40. Accoglienza fatta dal Signore all'anima
glorificata.
Il nostro buon Signore, racconta Giuliana di Norwich,
mi disse: «Io ti ringrazio di ciò che facesti per me, e specialmente d'avermi
consacrata la tua giovinezza». Poi Dio mi mostrò tre gradi di beatitudine in
cielo per quell'anima che lo servì di buon animo: il primo, quando il Signore
la ringrazia alla sua uscita dal purgatorio, ringraziamento così elevato e
così glorioso ch'ella si sente ricolma e sufficientemente ricompensata. Il
secondo è che tutta la corte celeste ne è testimonio, perchè Dio fa conoscere
a tutti gli eletti i servizi che gli furono resi. Il terzo è che la gioia data
all'anima nel momento in cui è così ringraziata deve durare per tutta l'eternità
(VI Rivelazione, c. xiv).
« Quanto più avrai sofferto, disse l'eterna
Sapienza al beato Enrico Susone, tanto più sarai ricevuto con riguardi e dignità.

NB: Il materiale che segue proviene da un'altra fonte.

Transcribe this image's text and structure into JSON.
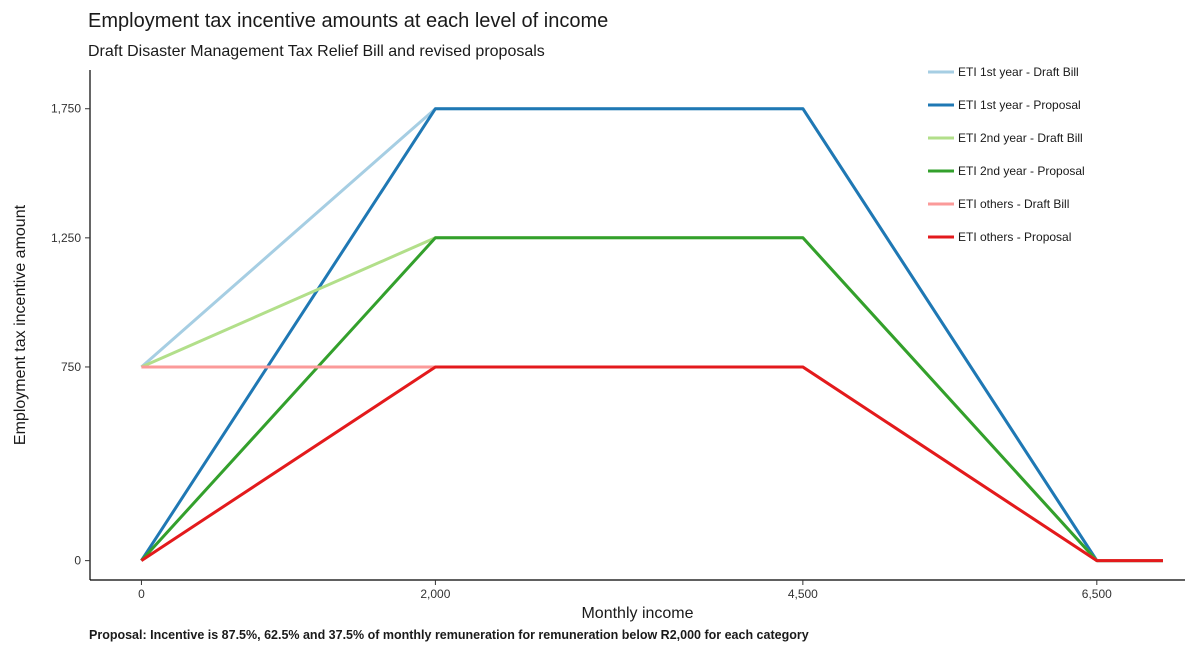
{
  "chart_data": {
    "type": "line",
    "title": "Employment tax incentive amounts at each level of income",
    "subtitle": "Draft Disaster Management Tax Relief Bill and revised proposals",
    "xlabel": "Monthly income",
    "ylabel": "Employment  tax incentive amount",
    "x_ticks": [
      0,
      2000,
      4500,
      6500
    ],
    "x_tick_labels": [
      "0",
      "2,000",
      "4,500",
      "6,500"
    ],
    "y_ticks": [
      0,
      750,
      1250,
      1750
    ],
    "y_tick_labels": [
      "0",
      "750",
      "1,250",
      "1,750"
    ],
    "xlim": [
      -350,
      7100
    ],
    "ylim": [
      -75,
      1900
    ],
    "grid": false,
    "legend_position": "top-right",
    "series": [
      {
        "name": "ETI 1st year - Draft Bill",
        "color": "#a6cee3",
        "x": [
          0,
          2000,
          4500,
          6500,
          6950
        ],
        "y": [
          750,
          1750,
          1750,
          0,
          0
        ]
      },
      {
        "name": "ETI 1st year - Proposal",
        "color": "#1f78b4",
        "x": [
          0,
          2000,
          4500,
          6500,
          6950
        ],
        "y": [
          0,
          1750,
          1750,
          0,
          0
        ]
      },
      {
        "name": "ETI 2nd year - Draft Bill",
        "color": "#b2df8a",
        "x": [
          0,
          2000,
          4500,
          6500,
          6950
        ],
        "y": [
          750,
          1250,
          1250,
          0,
          0
        ]
      },
      {
        "name": "ETI 2nd year - Proposal",
        "color": "#33a02c",
        "x": [
          0,
          2000,
          4500,
          6500,
          6950
        ],
        "y": [
          0,
          1250,
          1250,
          0,
          0
        ]
      },
      {
        "name": "ETI others - Draft Bill",
        "color": "#fb9a99",
        "x": [
          0,
          2000,
          4500,
          6500,
          6950
        ],
        "y": [
          750,
          750,
          750,
          0,
          0
        ]
      },
      {
        "name": "ETI others - Proposal",
        "color": "#e31a1c",
        "x": [
          0,
          2000,
          4500,
          6500,
          6950
        ],
        "y": [
          0,
          750,
          750,
          0,
          0
        ]
      }
    ],
    "footnote": "Proposal: Incentive is 87.5%, 62.5% and 37.5% of monthly remuneration for remuneration below R2,000 for each category"
  }
}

Qual gioia produce quest'onore come l'anima e il cuore sono inondati di felicità
vedendosi lodati e glorificati da me dinanzi al Padre mio e a tutto il celeste
esercito. Io li loderò d'aver sofferto tanto in questa vita, d'aver combattuto
tanto, d'aver riportate tante vittorie (L'Exemplaire, Trattato II, c. XII).
Nostro Signore ci dichiara ancora nel Vangelo
ch'egli farà l'elogio degli eletti: « Venite, benedetti del Padre mio; io
ebbi fame e mi deste da mangiare, ecc. - Coraggio, servo buono e fedele, tu
fosti fedele nelle piccole cose. - Chi mi avrà confessato davanti agli uomini
io lo confesserò davanti al Padre mio. - Allora, dice l'Apostolo san Paolo,
ognuno riceverà dal Signore la lode che gli sarà dovuta » (I Cor., Iv, 5).
41. Quello che perdono coloro che non hanno
amore.
Una volta, racconta S. Teresa, per lo spazio d'un'ora
e più, nostro Signore, tenendosi sempre vicino a me, m'aveva scoperto cose
meravigliose. Poi mi disse: « Vedi, figlia mia, quello che perdono coloro che
sono contro di me. Non mancar di dirlo loro » (Vita, e. XXXVIII).
S. Caterina da Siena, che rimase morta per quattro
ore e ritornò poi a vita, aveva veduto e le pene dei peccatori nell'altro mondo
e la gloria degli eletti. E il Signore le disse: « Tu vedi di qual gloria sono
privati e con quali pene sono puniti coloro che m'offendono. Ritorna dunque a
loro per mostrare ad essi il loro errore, il loro pericolo e il torto che fanno
a se stessi » (Vita, del B. Raimondo, Parte II, c. vi).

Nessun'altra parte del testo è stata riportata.